Sans risque, pas d’assurance de dommagesSans risque, pas d’assurance de dommageshttp://chad.ca/fr/membres/publications/articles-conseils-pour-les-consommateurs/349/sans-risque-pas-dassurance-de-dommages

​Incendie, dégât d’eau, vol… Ces risques sont étudiés en détail par les professionnels de l’assurance des dommages. Ils les quantifient, étudient les probabilités et déterminent le coût moyen des dégâts qu’ils provoquent. Ces risques, ils les gèrent au quotidien afin de vous aider à mieux protéger vos biens. C’est ce qu’on appelle la répartition des risques, un concept clé à la base de votre assurance habitation comme de votre assurance automobile.

 

Tout commence par la répartition des risques

Répartir les risques, c’est répartir entre un ensemble de personnes, les pertes et les dommages subis par quelques-unes d’entre elles. «Dans chaque compagnie d’assurance, les primes payées par les assurés alimentent, en quelque sorte, un grand pot commun, dans lequel sont ensuite pigées les indemnités versées pour les pertes subies par un ou plusieurs d’entre eux», illustre Me Jannick Desforges, directrice affaires institutionnelles et conformité à la Chambre de l’assurance de dommages.

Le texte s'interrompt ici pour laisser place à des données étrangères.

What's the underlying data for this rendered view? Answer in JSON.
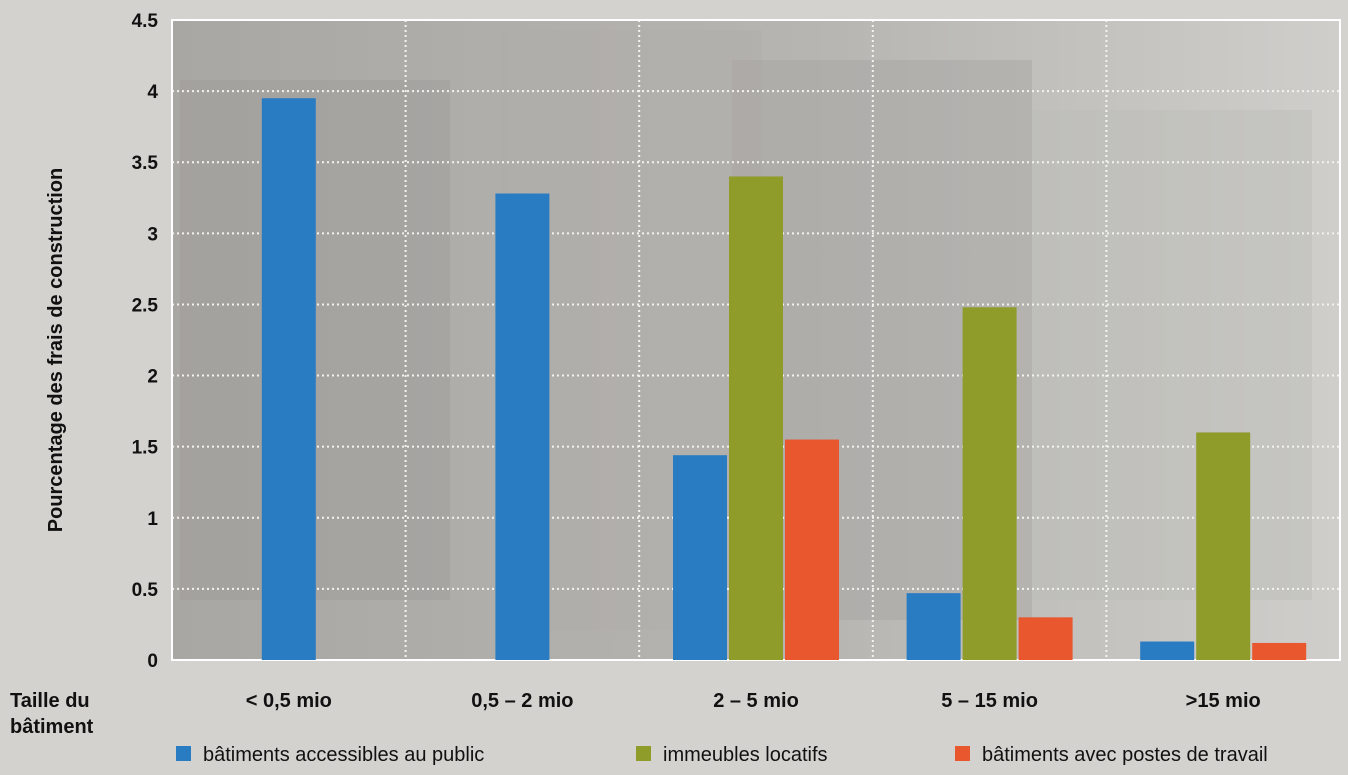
{
  "chart_data": {
    "type": "bar",
    "xlabel": [
      "Taille du",
      "bâtiment"
    ],
    "ylabel": "Pourcentage des frais de construction",
    "ylim": [
      0,
      4.5
    ],
    "yticks": [
      "0",
      "0.5",
      "1",
      "1.5",
      "2",
      "2.5",
      "3",
      "3.5",
      "4",
      "4.5"
    ],
    "categories": [
      "< 0,5 mio",
      "0,5 – 2 mio",
      "2 – 5 mio",
      "5 – 15 mio",
      ">15 mio"
    ],
    "series": [
      {
        "name": "bâtiments accessibles au public",
        "color": "#2a7cc2",
        "values": [
          3.95,
          3.28,
          1.44,
          0.47,
          0.13
        ]
      },
      {
        "name": "immeubles locatifs",
        "color": "#8f9c2a",
        "values": [
          null,
          null,
          3.4,
          2.48,
          1.6
        ]
      },
      {
        "name": "bâtiments avec postes de travail",
        "color": "#e8572e",
        "values": [
          null,
          null,
          1.55,
          0.3,
          0.12
        ]
      }
    ],
    "grid": true,
    "legend_position": "bottom"
  }
}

Les probabilités fondent le concept de répartition des risques: moins vous avez la probabilité de faire une réclamation, et donc de puiser dans le fonds commun, moins cher sera le montant de votre prime d’assurance, et vice versa. Pour établir cette probabilité et définir la tarification de vos différentes protections, les compagnies d’assurance se basent sur des statistiques. «C’est la raison pour laquelle lorsque vous magasinez une assurance, votre représentant vous demande notamment votre âge, votre sexe, votre dossier de crédit, la marque de votre voiture dans le cas d’une assurance automobile, ou l’année de construction de votre maison en assurance habitation», donne en exemple Me Desforges.

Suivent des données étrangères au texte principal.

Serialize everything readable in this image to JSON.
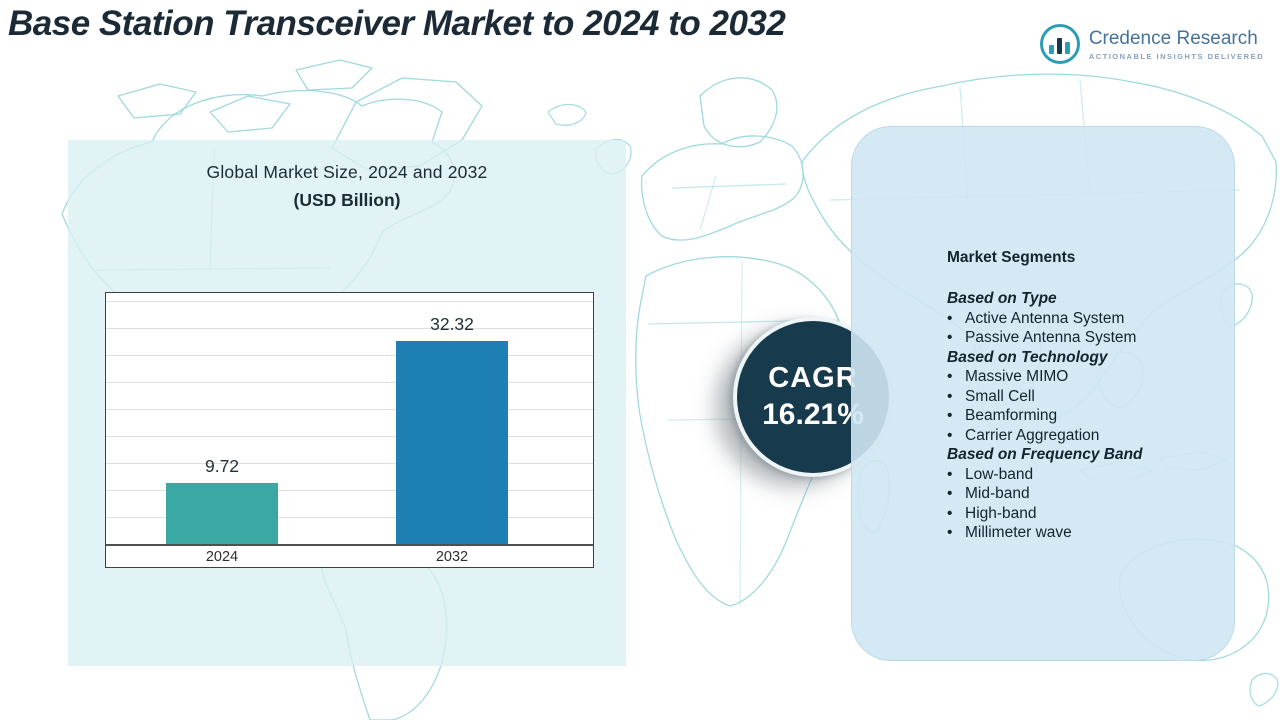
{
  "header": {
    "title": "Base Station Transceiver Market to 2024 to 2032"
  },
  "logo": {
    "name": "Credence Research",
    "tagline": "Actionable Insights Delivered"
  },
  "chart_panel": {
    "title": "Global Market Size, 2024 and 2032",
    "subtitle": "(USD Billion)"
  },
  "chart_data": {
    "type": "bar",
    "title": "Global Market Size, 2024 and 2032 (USD Billion)",
    "categories": [
      "2024",
      "2032"
    ],
    "values": [
      9.72,
      32.32
    ],
    "xlabel": "",
    "ylabel": "",
    "ylim": [
      0,
      40
    ],
    "grid": true,
    "legend": "none",
    "bar_colors": [
      "#3BA8A3",
      "#1E7FB2"
    ]
  },
  "cagr": {
    "label": "CAGR",
    "value": "16.21%"
  },
  "segments": {
    "title": "Market Segments",
    "groups": [
      {
        "heading": "Based on Type",
        "items": [
          "Active Antenna System",
          "Passive Antenna System"
        ]
      },
      {
        "heading": "Based on Technology",
        "items": [
          "Massive MIMO",
          "Small Cell",
          "Beamforming",
          "Carrier Aggregation"
        ]
      },
      {
        "heading": "Based on Frequency Band",
        "items": [
          "Low-band",
          "Mid-band",
          "High-band",
          "Millimeter wave"
        ]
      }
    ]
  },
  "colors": {
    "bar_2024": "#3BA8A3",
    "bar_2032": "#1E7FB2",
    "cagr_circle": "#173A4C",
    "left_panel_bg": "#D9EFF1",
    "right_panel_bg": "#CFE7F3",
    "map_line": "#9FD9DF",
    "title_text": "#1B2A35",
    "logo_blue": "#44749B"
  }
}
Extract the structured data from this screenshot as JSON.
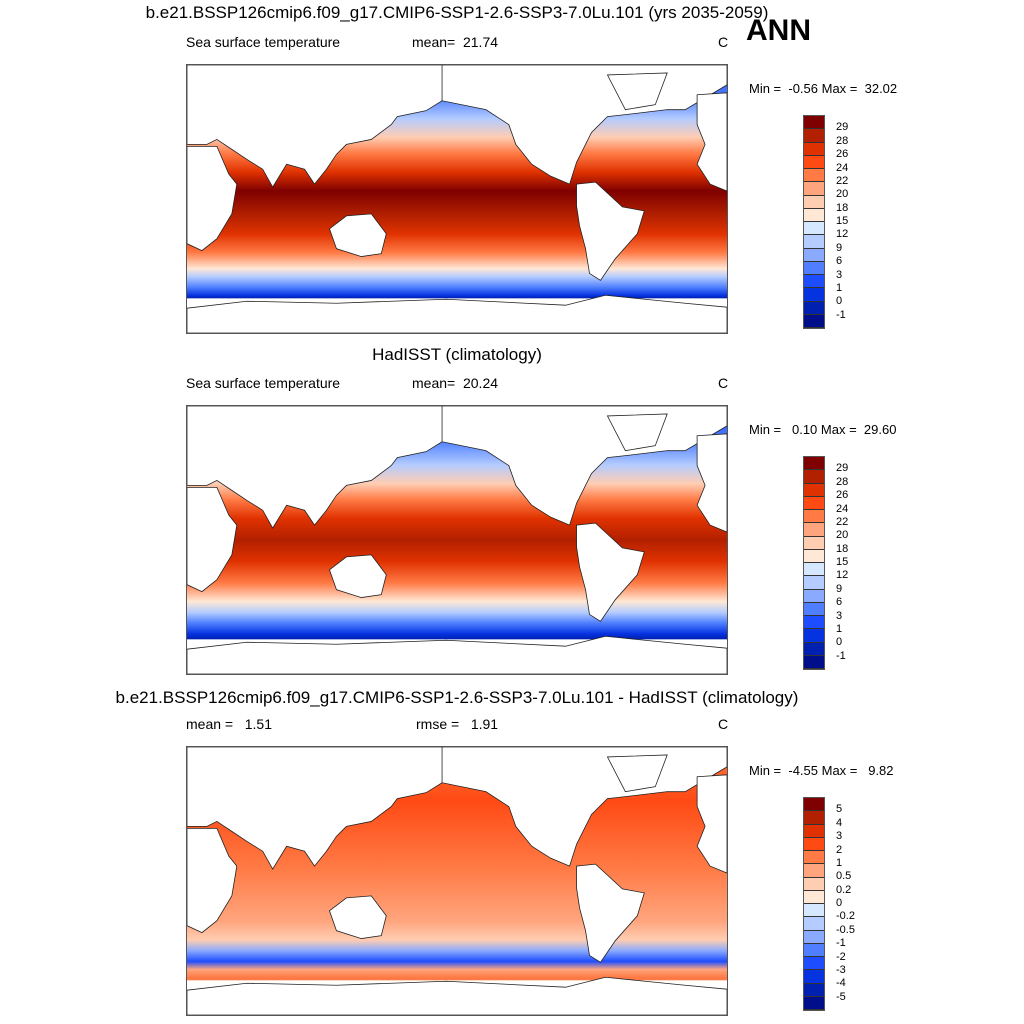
{
  "ann_label": "ANN",
  "colors": [
    "#7f0000",
    "#b22000",
    "#e03200",
    "#ff4a14",
    "#ff7a45",
    "#ffa57e",
    "#ffcdb2",
    "#ffe8d6",
    "#d6e8ff",
    "#b4ccff",
    "#8aaaff",
    "#4f7fff",
    "#1e4dff",
    "#0633e0",
    "#0020b0",
    "#000e8a"
  ],
  "panels": [
    {
      "title": "b.e21.BSSP126cmip6.f09_g17.CMIP6-SSP1-2.6-SSP3-7.0Lu.101 (yrs 2035-2059)",
      "left_label": "Sea surface temperature",
      "center_label": "mean=  21.74",
      "units": "C",
      "minmax": "Min =  -0.56 Max =  32.02",
      "levels": [
        "29",
        "28",
        "26",
        "24",
        "22",
        "20",
        "18",
        "15",
        "12",
        "9",
        "6",
        "3",
        "1",
        "0",
        "-1"
      ]
    },
    {
      "title": "HadISST (climatology)",
      "left_label": "Sea surface temperature",
      "center_label": "mean=  20.24",
      "units": "C",
      "minmax": "Min =   0.10 Max =  29.60",
      "levels": [
        "29",
        "28",
        "26",
        "24",
        "22",
        "20",
        "18",
        "15",
        "12",
        "9",
        "6",
        "3",
        "1",
        "0",
        "-1"
      ]
    },
    {
      "title": "b.e21.BSSP126cmip6.f09_g17.CMIP6-SSP1-2.6-SSP3-7.0Lu.101 - HadISST (climatology)",
      "left_label": "mean =   1.51",
      "center_label": "rmse =   1.91",
      "units": "C",
      "minmax": "Min =  -4.55 Max =   9.82",
      "levels": [
        "5",
        "4",
        "3",
        "2",
        "1",
        "0.5",
        "0.2",
        "0",
        "-0.2",
        "-0.5",
        "-1",
        "-2",
        "-3",
        "-4",
        "-5"
      ]
    }
  ]
}
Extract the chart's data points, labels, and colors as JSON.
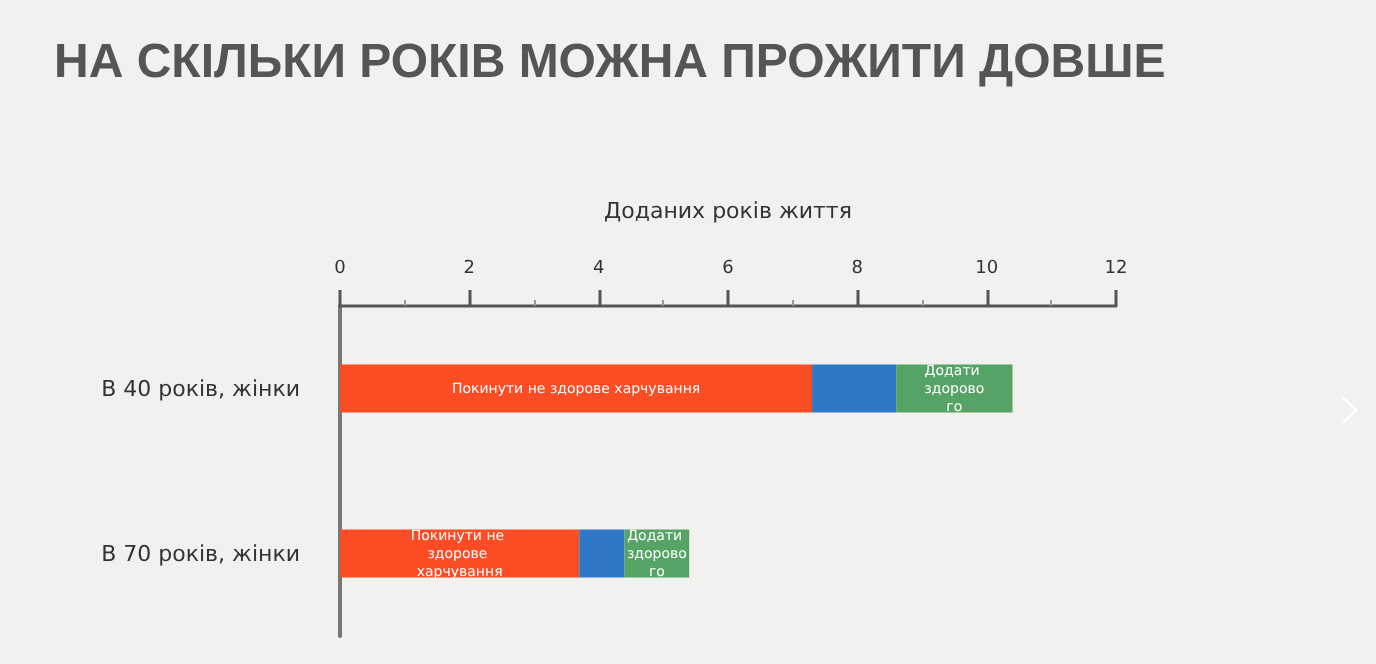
{
  "chart_data": {
    "type": "bar",
    "orientation": "horizontal",
    "stacked": true,
    "title": "НА СКІЛЬКИ РОКІВ МОЖНА ПРОЖИТИ ДОВШЕ",
    "xlabel": "Доданих років життя",
    "categories": [
      "В 40 років, жінки",
      "В 70 років, жінки"
    ],
    "series": [
      {
        "name": "Покинути не здорове харчування",
        "color": "#fc4c24",
        "values": [
          7.3,
          3.7
        ]
      },
      {
        "color": "#2f78c8",
        "values": [
          1.3,
          0.7
        ]
      },
      {
        "name": "Додати здорового",
        "color": "#55a466",
        "values": [
          1.8,
          1.0
        ]
      }
    ],
    "xlim": [
      0,
      12
    ],
    "xticks": [
      0,
      2,
      4,
      6,
      8,
      10,
      12
    ],
    "grid": false,
    "legend": false
  }
}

Au sein de chaque compagnie d’assurance, les actuaires ou gestionnaires de risques réalisent différentes études statistiques, comme vos probabilités à faire une réclamation, la fréquence des sinistres, leur coût moyen, etc. Ces études permettent aux assureurs de sélectionner les risques qu’ils acceptent de couvrir, de déterminer les limitations et les exclusions et d’établir le montant de votre prime.

 

Comment connaître les risques?

Vous habitez dans une zone considérée à risque en matière de refoulement d’égout, mais, pour diminuer le coût de la prime, vous ne souhaitez pas ajouter cet avenant à votre contrat d’assurance habitation? «Votre représentant doit vous informer et vous conseiller. Dans cet exemple, son rôle est de vous dire que les dégâts d’eau sont aujourd’hui la première cause des réclamations en assurance de dommages et que les risques en matière de refoulement d’égout sont particulièrement importants dans votre quartier», observe Me Desforges. Vous hésitez à ajouter à vos garanties, l’avenant pour tremblements de terre? Là encore, votre représentant pourra vous aider à prendre votre décision en soulignant que les probabilités de ces dommages sont, par exemple, très faibles dans votre région. «Les produits d’assurance sont effectivement de plus en plus des produits à la carte, ce qui nécessite beaucoup plus de conseils auprès des consommateurs», souligne Me Desforges.

 

Une répartition de risques en perpétuelle évolution

«Il y a cinquante ans au Québec, les assureurs se préoccupaient peu de refoulement d’égout. À l’époque, ils se concentraient sur le risque incendie» remarque Me Desforges. Aujourd’hui, l’augmentation des dégâts d’eau, l’intensification des catastrophes naturelles et l’émergence de nouveaux risques sont au cœur des études réalisées par les professionnels de l’industrie. Leur objectif : permettre à l’assurance de dommages de continuer à jouer son rôle au quotidien, en offrant à chaque consommateur, la possibilité de protéger ses biens et d’obtenir réparation en cas de sinistre.